NEW manager, new outlook, new start. If you were looking for proof of a changing of the guard at Middlesbrough, the opening two weeks of pre-season training underline just how different things have been since Jonathan Woodgate replaced Tony Pulis.

Under Pulis, the start of the pre-season programme was a case of survival of the fittest. Brutal long-distance runs, lung-bursting fitness sessions in the gym, challenging bike rides up the Austrian slopes. Half football, half Royal Marine commando training drills.

There has been plenty of fitness work under Woodgate, but it has been carried out with a ball at the players’ feet. Every session has been geared towards the new high-tempo, high-pressing style that Middlesbrough’s new head coach is determined to introduce this season. Challenging? Certainly. But a footballing challenge rather than a battle of endurance.

“Everything has been done with the ball,” explained Adam Clayton, who will head to Germany with the rest of the first-team squad at the end of this week ahead of Saturday’s friendly with FC Heidenheim. “Every day in training, you’re getting 300 or 400 touches of the ball. It’s a completely different training regime, and one which is very enjoyable to go in to work and do.

“It’s made pre-season enjoyable, although at the same time, it’s been very, very tough. Everything’s been with the ball, and the manager has made a point of trying to get us used to playing under stress and playing under tiredness. There’s been a real emphasis on dealing with the ball – it’s been really good so far.”

The effectiveness of the new approach will only really become apparent when Boro kick off the new Championship season at Luton Town in two-and-a-half weeks’ time, but the early evidence gleaned from last week’s friendlies against Gateshead and Hartlepool United suggests there will be a marked difference in style from the outset compared to last term.

Defensively, Woodgate will play a flat back four rather than the five-at-the-back formation favoured by Pulis, but the shift in emphasis goes much deeper than merely a tactical tinker.

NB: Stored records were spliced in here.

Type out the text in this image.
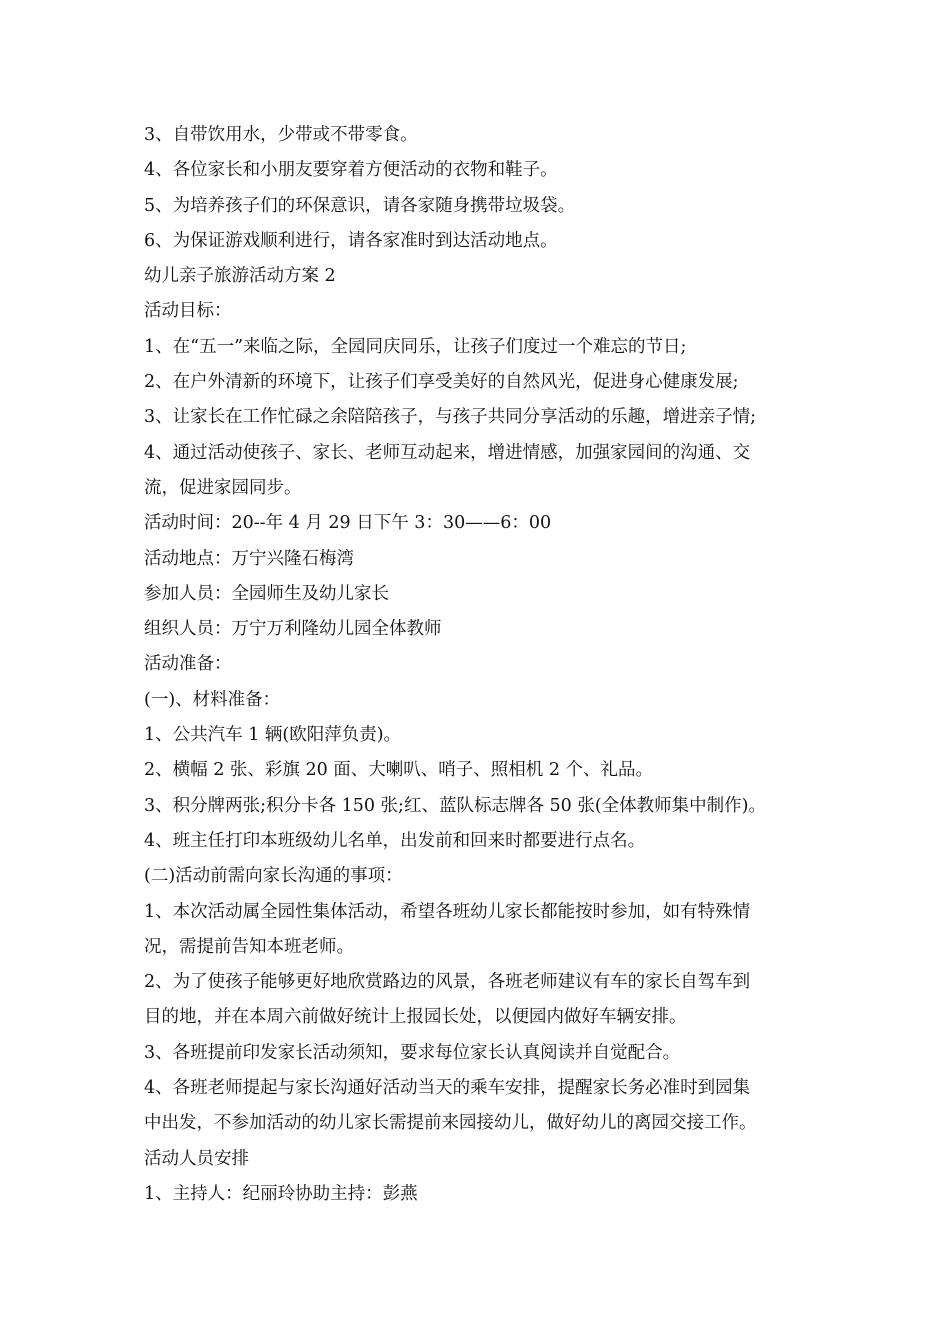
3、自带饮用水，少带或不带零食。
4、各位家长和小朋友要穿着方便活动的衣物和鞋子。
5、为培养孩子们的环保意识，请各家随身携带垃圾袋。
6、为保证游戏顺利进行，请各家准时到达活动地点。
幼儿亲子旅游活动方案 2
活动目标：
1、在“五一”来临之际，全园同庆同乐，让孩子们度过一个难忘的节日;
2、在户外清新的环境下，让孩子们享受美好的自然风光，促进身心健康发展;
3、让家长在工作忙碌之余陪陪孩子，与孩子共同分享活动的乐趣，增进亲子情;
4、通过活动使孩子、家长、老师互动起来，增进情感，加强家园间的沟通、交
流，促进家园同步。
活动时间：20--年 4 月 29 日下午 3：30——6：00
活动地点：万宁兴隆石梅湾
参加人员：全园师生及幼儿家长
组织人员：万宁万利隆幼儿园全体教师
活动准备：
(一)、材料准备：
1、公共汽车 1 辆(欧阳萍负责)。
2、横幅 2 张、彩旗 20 面、大喇叭、哨子、照相机 2 个、礼品。
3、积分牌两张;积分卡各 150 张;红、蓝队标志牌各 50 张(全体教师集中制作)。
4、班主任打印本班级幼儿名单，出发前和回来时都要进行点名。
(二)活动前需向家长沟通的事项：
1、本次活动属全园性集体活动，希望各班幼儿家长都能按时参加，如有特殊情
况，需提前告知本班老师。
2、为了使孩子能够更好地欣赏路边的风景，各班老师建议有车的家长自驾车到
目的地，并在本周六前做好统计上报园长处，以便园内做好车辆安排。
3、各班提前印发家长活动须知，要求每位家长认真阅读并自觉配合。
4、各班老师提起与家长沟通好活动当天的乘车安排，提醒家长务必准时到园集
中出发，不参加活动的幼儿家长需提前来园接幼儿，做好幼儿的离园交接工作。
活动人员安排
1、主持人：纪丽玲协助主持：彭燕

On the ball, the new Boro boss wants his side to be adventurous in the final third and look to retain possession. Off it, he wants them to press high up the field rather than drop off and hope to hit teams on the break. It is a front-foot approach that will be well received by the Riverside faithful, who grew disillusioned with Pulis’ safety-first conservatism, and also one that has gone down well with the senior squad.

“The whole ethos of the manager is different,” said Clayton. “He wants to press high. Every manager has their own ways, and I think the previous manager was more about containment and looking to break.

“We want to get on the press this season, we want to ruffle teams and get after them, especially at the Riverside. If we do that, we’ll get the crowd onside, and it’s one hell of a place when it’s bouncing and everybody’s at it. That’s the atmosphere we want to generate, and getting after the ball will do that.

“We’ve got a young team that’s full of energy, but I don’t think any of the older lads lack the physical ability to do it either. It’ll be a very interesting season, one where I’m sure there’ll be highs and lows, there always is. But we’ve got a very excited group, and a group that wants to learn, as well as a manager that wants us to play the right way. We’ll give it a good go.”

Clayton forms part of an experienced core that will be crucial in helping Woodgate push through the changes he wants to enforce. The likes of Darren Randolph, George Friend, Dani Ayala, Aden Flint, Jonny Howson and Britt Assombalonga have been there and done it in the Championship, and will inevitably be some of Woodgate’s key lieutenants.

However, it is the emergence of a new crop of youngsters that has really got fans excited ahead of the new campaign, with Woodgate adamant that he will not be afraid to throw young players into the fray if they outperforming their more experienced team-mates in training.

Hayden Coulson, Paddy Reading, Stephen Wearne and Connor Malley have all played a prominent role in pre-season, and the new emphasis on youth has reenergised each and every member of the squad.

“There’s a lot of excitement in the dressing room, not only because it’s a completely new staff, but also because it’s such a young squad,” said Clayton. “There’s a lot of excitement with that as well.

“As more experienced players, if we can help the young lads and try to nurture them into top players, then it can only benefit us. To be fair, there’s a lot of quality in the young lads. They’re not just young lads, there’s some very good players and they’re only going to gain experience through playing. I think they’ve got a manager who believes in them, and if they’re playing well, they’ll play.

“I think it’s brilliant. For the older lads who think they’ve been there and seen it all, you see these young lads trying to start a career and make a way for themselves, and it eggs you on to go back to that. Not that any of us have lost it, but it gives you that energy again and that vibrancy that you need. I think you can see that from the last couple of performances and you can definitely feel it in the dressing room.”